By the time Laval was well enough to leave Paris on 30 September and convalesce at home in Châteldon, the Laval and Chambrun families had become more intimate than ever. The association was costing Clara her reputation at home in America, but her first loyalties had always been to her family and to her obligations as she saw them. Her duty was to make life under occupation bearable for the readers at the American Library, the only public institution in German-occupied Europe where books in English circulated freely.
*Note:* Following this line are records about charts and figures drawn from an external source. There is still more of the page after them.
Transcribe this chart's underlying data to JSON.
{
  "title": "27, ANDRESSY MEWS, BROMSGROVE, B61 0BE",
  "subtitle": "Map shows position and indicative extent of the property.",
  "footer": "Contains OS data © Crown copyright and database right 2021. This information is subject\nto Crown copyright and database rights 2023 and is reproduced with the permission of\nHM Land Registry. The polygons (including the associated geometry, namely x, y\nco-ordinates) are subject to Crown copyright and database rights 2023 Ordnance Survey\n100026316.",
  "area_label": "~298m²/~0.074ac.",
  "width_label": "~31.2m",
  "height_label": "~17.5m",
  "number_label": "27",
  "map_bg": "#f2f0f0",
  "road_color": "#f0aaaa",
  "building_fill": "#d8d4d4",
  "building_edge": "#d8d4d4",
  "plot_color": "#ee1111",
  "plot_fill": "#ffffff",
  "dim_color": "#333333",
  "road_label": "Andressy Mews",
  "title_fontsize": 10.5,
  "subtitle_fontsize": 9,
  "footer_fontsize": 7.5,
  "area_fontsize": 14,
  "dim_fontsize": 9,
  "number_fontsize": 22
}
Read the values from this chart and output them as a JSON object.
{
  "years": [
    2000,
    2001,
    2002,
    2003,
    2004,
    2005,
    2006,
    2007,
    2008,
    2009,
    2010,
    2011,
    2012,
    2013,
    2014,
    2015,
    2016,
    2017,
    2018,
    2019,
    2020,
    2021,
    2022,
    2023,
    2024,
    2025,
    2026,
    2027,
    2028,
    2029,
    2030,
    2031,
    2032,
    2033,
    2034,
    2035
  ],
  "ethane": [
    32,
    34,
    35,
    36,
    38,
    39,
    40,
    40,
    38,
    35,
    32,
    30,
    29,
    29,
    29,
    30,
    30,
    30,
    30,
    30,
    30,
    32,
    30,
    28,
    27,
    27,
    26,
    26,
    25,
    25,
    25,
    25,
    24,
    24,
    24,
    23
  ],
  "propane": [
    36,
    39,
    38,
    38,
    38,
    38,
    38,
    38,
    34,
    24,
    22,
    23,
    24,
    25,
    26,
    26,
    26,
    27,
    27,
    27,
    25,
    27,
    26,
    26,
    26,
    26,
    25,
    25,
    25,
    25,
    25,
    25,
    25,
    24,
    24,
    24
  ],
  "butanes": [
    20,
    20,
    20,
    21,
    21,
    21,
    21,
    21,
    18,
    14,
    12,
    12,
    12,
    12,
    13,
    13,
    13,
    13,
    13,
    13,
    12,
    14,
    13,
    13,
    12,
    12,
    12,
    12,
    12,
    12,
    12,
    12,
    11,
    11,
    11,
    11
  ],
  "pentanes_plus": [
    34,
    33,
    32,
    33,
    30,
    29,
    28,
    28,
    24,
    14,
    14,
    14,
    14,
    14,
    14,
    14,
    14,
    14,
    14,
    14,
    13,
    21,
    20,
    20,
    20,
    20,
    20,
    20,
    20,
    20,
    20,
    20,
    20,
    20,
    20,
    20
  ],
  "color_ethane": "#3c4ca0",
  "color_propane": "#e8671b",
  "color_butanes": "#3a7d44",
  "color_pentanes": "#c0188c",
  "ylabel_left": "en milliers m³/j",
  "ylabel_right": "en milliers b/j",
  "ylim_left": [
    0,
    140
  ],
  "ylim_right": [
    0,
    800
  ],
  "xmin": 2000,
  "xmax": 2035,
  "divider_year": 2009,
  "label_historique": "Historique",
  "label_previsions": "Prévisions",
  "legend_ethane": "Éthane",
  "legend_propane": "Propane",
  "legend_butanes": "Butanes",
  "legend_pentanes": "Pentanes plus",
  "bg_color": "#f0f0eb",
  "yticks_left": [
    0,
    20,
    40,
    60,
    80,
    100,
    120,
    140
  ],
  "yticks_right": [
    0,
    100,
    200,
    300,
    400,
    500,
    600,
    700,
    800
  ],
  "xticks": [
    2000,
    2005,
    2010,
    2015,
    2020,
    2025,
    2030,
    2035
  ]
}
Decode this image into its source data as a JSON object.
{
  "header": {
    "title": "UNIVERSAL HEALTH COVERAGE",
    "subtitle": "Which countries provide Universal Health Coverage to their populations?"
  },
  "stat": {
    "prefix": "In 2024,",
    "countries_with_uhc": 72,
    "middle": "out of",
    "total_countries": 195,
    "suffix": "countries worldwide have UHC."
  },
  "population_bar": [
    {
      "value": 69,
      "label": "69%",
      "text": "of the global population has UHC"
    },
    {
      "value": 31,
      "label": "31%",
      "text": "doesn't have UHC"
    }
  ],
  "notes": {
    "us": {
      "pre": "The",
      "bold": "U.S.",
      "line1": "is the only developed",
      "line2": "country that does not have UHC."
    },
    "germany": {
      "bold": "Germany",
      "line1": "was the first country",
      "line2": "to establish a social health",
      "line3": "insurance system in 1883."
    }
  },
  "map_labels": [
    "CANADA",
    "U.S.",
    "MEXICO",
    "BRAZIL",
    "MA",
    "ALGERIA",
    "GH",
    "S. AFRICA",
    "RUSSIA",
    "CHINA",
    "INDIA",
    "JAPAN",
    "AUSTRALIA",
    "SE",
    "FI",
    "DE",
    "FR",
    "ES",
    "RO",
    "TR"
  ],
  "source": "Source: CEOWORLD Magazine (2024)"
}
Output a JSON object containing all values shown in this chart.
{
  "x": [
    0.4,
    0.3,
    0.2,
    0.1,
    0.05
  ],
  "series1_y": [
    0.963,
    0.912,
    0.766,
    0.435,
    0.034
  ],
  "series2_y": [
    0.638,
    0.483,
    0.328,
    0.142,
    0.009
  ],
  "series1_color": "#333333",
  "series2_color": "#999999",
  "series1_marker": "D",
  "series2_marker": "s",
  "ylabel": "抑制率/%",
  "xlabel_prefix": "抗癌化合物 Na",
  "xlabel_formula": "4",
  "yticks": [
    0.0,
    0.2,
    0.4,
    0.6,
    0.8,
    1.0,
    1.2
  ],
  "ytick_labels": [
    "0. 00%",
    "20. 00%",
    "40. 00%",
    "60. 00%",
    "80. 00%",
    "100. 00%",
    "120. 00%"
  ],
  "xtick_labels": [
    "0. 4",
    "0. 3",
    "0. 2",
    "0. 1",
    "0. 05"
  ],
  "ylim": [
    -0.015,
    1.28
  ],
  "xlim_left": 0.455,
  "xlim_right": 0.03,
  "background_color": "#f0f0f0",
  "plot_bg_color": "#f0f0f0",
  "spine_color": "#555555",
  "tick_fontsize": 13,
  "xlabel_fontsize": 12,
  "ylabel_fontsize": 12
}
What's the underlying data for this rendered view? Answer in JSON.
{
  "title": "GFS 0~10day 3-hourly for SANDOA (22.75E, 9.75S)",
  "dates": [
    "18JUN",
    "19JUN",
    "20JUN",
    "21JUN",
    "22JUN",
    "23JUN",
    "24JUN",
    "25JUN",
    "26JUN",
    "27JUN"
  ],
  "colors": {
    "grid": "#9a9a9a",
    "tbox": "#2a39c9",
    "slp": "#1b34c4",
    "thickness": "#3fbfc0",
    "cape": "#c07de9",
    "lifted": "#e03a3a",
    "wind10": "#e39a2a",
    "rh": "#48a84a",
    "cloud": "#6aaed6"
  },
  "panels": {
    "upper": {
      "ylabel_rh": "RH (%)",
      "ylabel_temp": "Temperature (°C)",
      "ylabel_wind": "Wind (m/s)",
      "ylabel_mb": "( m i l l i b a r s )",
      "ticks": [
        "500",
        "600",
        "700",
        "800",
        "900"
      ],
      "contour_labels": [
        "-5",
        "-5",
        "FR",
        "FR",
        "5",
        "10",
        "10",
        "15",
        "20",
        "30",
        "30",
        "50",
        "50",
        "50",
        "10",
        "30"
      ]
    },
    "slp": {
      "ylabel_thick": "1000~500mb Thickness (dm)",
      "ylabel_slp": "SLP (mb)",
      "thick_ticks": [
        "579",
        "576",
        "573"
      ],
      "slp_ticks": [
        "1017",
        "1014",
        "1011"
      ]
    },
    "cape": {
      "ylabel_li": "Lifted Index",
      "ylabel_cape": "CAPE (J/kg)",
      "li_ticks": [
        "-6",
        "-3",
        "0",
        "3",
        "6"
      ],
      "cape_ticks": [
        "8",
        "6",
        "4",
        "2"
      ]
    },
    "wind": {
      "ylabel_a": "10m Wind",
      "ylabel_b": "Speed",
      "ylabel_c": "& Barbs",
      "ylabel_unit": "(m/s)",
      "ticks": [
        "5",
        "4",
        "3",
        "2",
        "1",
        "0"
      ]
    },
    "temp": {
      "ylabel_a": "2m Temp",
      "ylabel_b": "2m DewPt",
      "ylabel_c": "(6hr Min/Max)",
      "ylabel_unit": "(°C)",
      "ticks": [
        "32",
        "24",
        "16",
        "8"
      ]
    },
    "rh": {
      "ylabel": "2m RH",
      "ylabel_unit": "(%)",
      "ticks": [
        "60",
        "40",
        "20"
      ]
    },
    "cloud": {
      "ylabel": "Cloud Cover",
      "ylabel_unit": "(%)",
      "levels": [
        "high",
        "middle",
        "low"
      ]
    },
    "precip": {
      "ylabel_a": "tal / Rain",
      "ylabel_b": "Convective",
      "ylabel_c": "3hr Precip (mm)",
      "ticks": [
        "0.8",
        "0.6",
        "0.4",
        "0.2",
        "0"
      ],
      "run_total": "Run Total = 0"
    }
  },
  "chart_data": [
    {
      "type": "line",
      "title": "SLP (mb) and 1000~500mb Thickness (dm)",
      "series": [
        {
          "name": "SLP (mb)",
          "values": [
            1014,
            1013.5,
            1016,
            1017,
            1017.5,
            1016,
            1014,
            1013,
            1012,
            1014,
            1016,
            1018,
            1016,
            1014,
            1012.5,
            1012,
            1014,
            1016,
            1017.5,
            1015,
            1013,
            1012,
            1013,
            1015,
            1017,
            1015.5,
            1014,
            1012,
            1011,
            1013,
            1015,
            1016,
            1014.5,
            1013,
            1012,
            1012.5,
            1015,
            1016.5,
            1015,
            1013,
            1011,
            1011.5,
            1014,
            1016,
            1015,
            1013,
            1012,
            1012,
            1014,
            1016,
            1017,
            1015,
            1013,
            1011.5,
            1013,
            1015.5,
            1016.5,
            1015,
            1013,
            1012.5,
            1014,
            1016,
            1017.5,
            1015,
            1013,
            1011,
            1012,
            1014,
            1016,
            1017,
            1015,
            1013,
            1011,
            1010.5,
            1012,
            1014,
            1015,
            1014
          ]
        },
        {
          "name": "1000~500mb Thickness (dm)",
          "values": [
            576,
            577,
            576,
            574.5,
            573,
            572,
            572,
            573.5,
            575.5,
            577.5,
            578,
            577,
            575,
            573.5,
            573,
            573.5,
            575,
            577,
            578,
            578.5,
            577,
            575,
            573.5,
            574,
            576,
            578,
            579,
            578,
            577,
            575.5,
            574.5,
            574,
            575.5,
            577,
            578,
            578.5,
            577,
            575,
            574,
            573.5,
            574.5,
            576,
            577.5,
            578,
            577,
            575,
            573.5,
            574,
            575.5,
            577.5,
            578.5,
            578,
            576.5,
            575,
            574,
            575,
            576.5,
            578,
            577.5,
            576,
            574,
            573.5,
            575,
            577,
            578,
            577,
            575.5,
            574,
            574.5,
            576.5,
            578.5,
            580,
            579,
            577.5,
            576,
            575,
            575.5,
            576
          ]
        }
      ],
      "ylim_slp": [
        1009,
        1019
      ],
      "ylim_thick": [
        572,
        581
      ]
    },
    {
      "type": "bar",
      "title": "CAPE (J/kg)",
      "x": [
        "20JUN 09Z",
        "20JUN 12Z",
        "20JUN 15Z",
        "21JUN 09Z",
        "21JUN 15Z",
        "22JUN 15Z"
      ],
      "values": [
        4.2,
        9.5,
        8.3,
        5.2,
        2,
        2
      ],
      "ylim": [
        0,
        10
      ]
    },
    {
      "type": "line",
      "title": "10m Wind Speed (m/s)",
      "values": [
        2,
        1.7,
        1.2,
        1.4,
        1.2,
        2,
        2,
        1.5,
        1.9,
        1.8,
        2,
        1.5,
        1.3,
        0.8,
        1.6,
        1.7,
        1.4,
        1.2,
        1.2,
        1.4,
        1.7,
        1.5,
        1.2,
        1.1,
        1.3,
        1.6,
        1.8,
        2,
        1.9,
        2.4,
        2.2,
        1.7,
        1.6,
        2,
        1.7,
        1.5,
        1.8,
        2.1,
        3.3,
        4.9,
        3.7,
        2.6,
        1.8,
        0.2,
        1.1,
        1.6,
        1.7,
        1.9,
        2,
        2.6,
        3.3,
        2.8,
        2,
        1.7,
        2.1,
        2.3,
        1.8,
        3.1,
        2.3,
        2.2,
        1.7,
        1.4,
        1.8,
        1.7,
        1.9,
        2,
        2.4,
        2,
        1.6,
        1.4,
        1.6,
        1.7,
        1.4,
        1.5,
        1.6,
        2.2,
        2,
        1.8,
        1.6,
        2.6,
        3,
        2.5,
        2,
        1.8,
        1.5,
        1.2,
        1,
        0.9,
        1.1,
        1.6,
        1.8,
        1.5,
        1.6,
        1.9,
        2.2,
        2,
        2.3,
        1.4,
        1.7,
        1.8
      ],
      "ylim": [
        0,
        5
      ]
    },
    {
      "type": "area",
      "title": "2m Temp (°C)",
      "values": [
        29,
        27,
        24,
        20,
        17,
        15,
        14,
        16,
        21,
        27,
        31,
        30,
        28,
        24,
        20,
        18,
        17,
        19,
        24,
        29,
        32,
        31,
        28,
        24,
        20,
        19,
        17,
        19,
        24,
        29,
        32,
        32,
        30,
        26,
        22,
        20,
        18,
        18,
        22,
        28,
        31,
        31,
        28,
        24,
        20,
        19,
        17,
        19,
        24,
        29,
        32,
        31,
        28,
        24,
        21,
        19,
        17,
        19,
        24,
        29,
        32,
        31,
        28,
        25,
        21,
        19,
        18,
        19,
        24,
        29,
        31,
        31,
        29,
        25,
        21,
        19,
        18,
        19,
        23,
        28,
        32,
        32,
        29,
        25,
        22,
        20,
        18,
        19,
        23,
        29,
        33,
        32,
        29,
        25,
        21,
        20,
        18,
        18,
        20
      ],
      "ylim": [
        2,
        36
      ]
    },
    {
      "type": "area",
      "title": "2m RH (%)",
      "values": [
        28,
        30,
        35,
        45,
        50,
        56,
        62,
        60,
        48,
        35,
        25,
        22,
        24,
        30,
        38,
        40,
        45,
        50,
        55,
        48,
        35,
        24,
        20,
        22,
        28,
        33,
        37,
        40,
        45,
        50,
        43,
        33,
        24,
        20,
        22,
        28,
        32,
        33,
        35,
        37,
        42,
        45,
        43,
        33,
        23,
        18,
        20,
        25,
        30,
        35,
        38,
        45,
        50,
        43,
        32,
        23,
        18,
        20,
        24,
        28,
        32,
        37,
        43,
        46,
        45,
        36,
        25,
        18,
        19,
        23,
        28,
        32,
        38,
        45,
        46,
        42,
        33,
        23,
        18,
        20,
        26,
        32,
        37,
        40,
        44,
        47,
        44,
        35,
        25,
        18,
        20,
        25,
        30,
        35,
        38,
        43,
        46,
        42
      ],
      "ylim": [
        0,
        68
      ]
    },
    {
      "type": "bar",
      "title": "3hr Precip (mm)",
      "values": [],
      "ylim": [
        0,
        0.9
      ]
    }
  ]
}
She had helped to make the library ‘a haven for French historians, philosophers, journalists and students’. That, she believed, was a more meaningful defiance of dictatorship than assassinations and bombings. Others saw it, not as defiance, but as collaboration.
 
On Memorial Day, 30 May, Paris’s dwindling American community gathered in the American Cathedral on the rue George-V to remember their dead of the previous world war. Colonel Bentley Mott and the cathedral’s organist, Lawrence K. Whipp, led the service. Afterwards, they trudged through the rain to lay wreaths at the Chapel of American War Heroes in the Suresnes cemetery above the city. When the United States armed its merchant marine fleet and introduced a peacetime draft in September 1941 for the first time in its history, no Americans in Paris could doubt their country was preparing for war.
In French North Africa, Robert Murphy was installing a network of spies under cover as consular officers nominally monitoring US food shipments. The American consular service lacked personnel qualified in intelligence, so Murphy had turned to ‘General William J. (“Wild Bill”) Donovan, Medal of Honor winner hero of Rainbow Division of World War I fame’. Donovan was creating America’s first peacetime overseas intelligence agency independent of the army and navy, first called the Coordinator for Information (COI). Donovan hived off a part of the COI, called it the Office of Strategic Services (OSS) and took the best agents with him. Murphy wrote, ‘We surely were glad to welcome his representatives, being ourselves rank amateurs in the Intelligence field.’ One of the twelve vice-consuls–or ‘twelve apostles’, as Murphy referred to them–dispatched to North Africa was Donald Coster, the ambulance driver whom Sumner Jackson had helped to escape from France in 1940.
The American Ambassador to France at Vichy, Admiral William Leahy, favoured the shipment of aid to North Africa of ‘staples primarily intended for the Arabs, who were susceptible to German propaganda’. He disapproved of some of the spying that went with it. ‘I did not know either Donovan or the O.S.S,’ he wrote. ‘Some of his agents were not entirely innocent of making trouble for the Embassy.’ He was surprised that a lawyer from Chicago, Thomas G. Cassidy, was appointed as assistant naval attaché: ‘I soon found he did not know which end of a boat went first and wondered what kind of officers the Navy was commissioning. Some time later I learned he was a secret O.S.S. agent planted in the American Embassy. Cassidy was a very good spy–capable and discreet.’